We chose a threshold of 2. How does this threshold affect this result?

# choose threshold
T <- 4
store_replicability <- matrix(NA, T, length(group))

for (t in 1:T) {

  for (rep in 1:length(group)) {
    
    inds <- which( ids_rep$group == group[rep] ) # within group individuals for the replicate dataset
    
    snps <- which(rowSums(pn_bin_rep[,inds]) >= t ) # which SNPS are present in that group? 
    
    store_replicability[t,rep] <- sum(pn_bin_sub[snps,group[rep]])/length(snps) # proportion of snps found in replicate also found in single samples
    
  }
  

}

mean_dt <- rowMeans(store_replicability, na.rm=T) # 0.4


# Compare to random
N <- 1000
mean_rdn <- matrix(NA, N, T)


  
for (n in 1:N) {
  
  store_replicability <- matrix(NA, T, 11)
  
  for (t in 1:T) {
    
    for (rep in 1:length(group)) {
      
      rdn_inds <- sample(ids_rep$group) # randomly sample through the individuals
      
      inds <- which( rdn_inds == group[rep] ) # within group individuals for the repicate dataset
      
      snps <- which(rowSums(pn_bin_rep[,inds]) >= t ) # which SNPS are present in that group?
      
      store_replicability[t, rep] <- sum(pn_bin_sub[snps,group[rep]])/length(snps) # proportion of snps found in replicate also found in single samples
    
    }
    
      
  }
  
  mean_rdn[n,] <- rowMeans(store_replicability, na.rm=T) # 0.4

}

# Plot 
par(family = "Times New Roman")

plot(rep(1,N), mean_rdn[,1], pch = 16, xlim = c(0,5), ylim = c(0,1), 
     xlab = "threshold t", ylab = "proportion of times the snp is found", 
     main = "proba(finding snp in the single sample) if found in >=t of the replicate samples")
points(rep(2,N), mean_rdn[,2], pch = 16)
points(rep(3,N), mean_rdn[,3], pch = 16)
points(rep(4,N), mean_rdn[,4], pch = 16)
points(1:4, mean_dt, pch = 16, cex = 1.2, col = "red")

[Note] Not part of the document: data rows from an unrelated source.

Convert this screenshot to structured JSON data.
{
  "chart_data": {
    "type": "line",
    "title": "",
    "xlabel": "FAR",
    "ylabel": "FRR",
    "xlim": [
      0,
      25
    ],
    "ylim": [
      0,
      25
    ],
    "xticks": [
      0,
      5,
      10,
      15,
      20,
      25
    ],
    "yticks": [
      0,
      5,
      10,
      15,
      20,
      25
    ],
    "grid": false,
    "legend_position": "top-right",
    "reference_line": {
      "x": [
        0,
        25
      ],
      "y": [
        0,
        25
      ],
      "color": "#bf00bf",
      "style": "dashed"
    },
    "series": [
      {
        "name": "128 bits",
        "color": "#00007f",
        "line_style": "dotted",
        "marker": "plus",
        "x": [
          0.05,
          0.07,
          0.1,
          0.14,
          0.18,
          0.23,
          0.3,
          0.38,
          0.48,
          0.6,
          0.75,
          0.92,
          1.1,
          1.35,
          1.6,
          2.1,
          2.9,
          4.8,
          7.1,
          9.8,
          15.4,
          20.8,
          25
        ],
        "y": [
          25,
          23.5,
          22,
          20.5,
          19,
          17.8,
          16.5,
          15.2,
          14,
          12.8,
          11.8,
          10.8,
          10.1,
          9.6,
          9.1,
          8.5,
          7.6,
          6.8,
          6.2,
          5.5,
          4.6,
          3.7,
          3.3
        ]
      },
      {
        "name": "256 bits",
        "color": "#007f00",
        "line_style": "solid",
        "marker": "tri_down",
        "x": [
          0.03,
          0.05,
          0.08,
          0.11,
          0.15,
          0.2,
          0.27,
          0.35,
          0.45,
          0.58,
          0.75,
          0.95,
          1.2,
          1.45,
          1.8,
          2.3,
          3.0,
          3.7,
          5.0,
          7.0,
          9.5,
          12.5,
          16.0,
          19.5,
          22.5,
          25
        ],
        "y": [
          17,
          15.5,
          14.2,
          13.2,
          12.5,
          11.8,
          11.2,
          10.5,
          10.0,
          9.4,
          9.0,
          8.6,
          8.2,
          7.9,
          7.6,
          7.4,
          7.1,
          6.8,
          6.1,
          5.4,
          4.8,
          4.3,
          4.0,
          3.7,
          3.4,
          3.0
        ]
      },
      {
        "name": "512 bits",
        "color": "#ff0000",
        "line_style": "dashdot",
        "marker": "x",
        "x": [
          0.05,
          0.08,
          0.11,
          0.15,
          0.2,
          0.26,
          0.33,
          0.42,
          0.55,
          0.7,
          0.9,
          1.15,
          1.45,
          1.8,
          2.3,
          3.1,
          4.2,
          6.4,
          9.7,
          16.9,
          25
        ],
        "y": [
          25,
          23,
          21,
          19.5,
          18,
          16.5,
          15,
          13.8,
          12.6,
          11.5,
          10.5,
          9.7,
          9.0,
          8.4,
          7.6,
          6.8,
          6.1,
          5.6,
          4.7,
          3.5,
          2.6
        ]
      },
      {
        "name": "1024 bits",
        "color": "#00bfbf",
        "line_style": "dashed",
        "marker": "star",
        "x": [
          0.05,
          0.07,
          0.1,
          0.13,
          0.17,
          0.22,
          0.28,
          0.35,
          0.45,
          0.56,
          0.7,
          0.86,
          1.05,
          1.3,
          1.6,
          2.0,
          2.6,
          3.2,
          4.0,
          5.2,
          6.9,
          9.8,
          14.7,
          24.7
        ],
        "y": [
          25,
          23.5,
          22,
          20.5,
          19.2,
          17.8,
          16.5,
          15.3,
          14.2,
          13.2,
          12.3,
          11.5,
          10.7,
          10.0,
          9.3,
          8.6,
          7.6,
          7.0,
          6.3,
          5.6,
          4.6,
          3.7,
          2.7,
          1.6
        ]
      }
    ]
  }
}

legend("topleft", legend = c("mean for data", "mean for randomized datasets"), col = c("red", "black"), pch = 18, bty = "n")

How is that possible, that if one mutation is found in more than 4 samples in the same replicate group, the chance of finding it in the dataset as a whole is as high?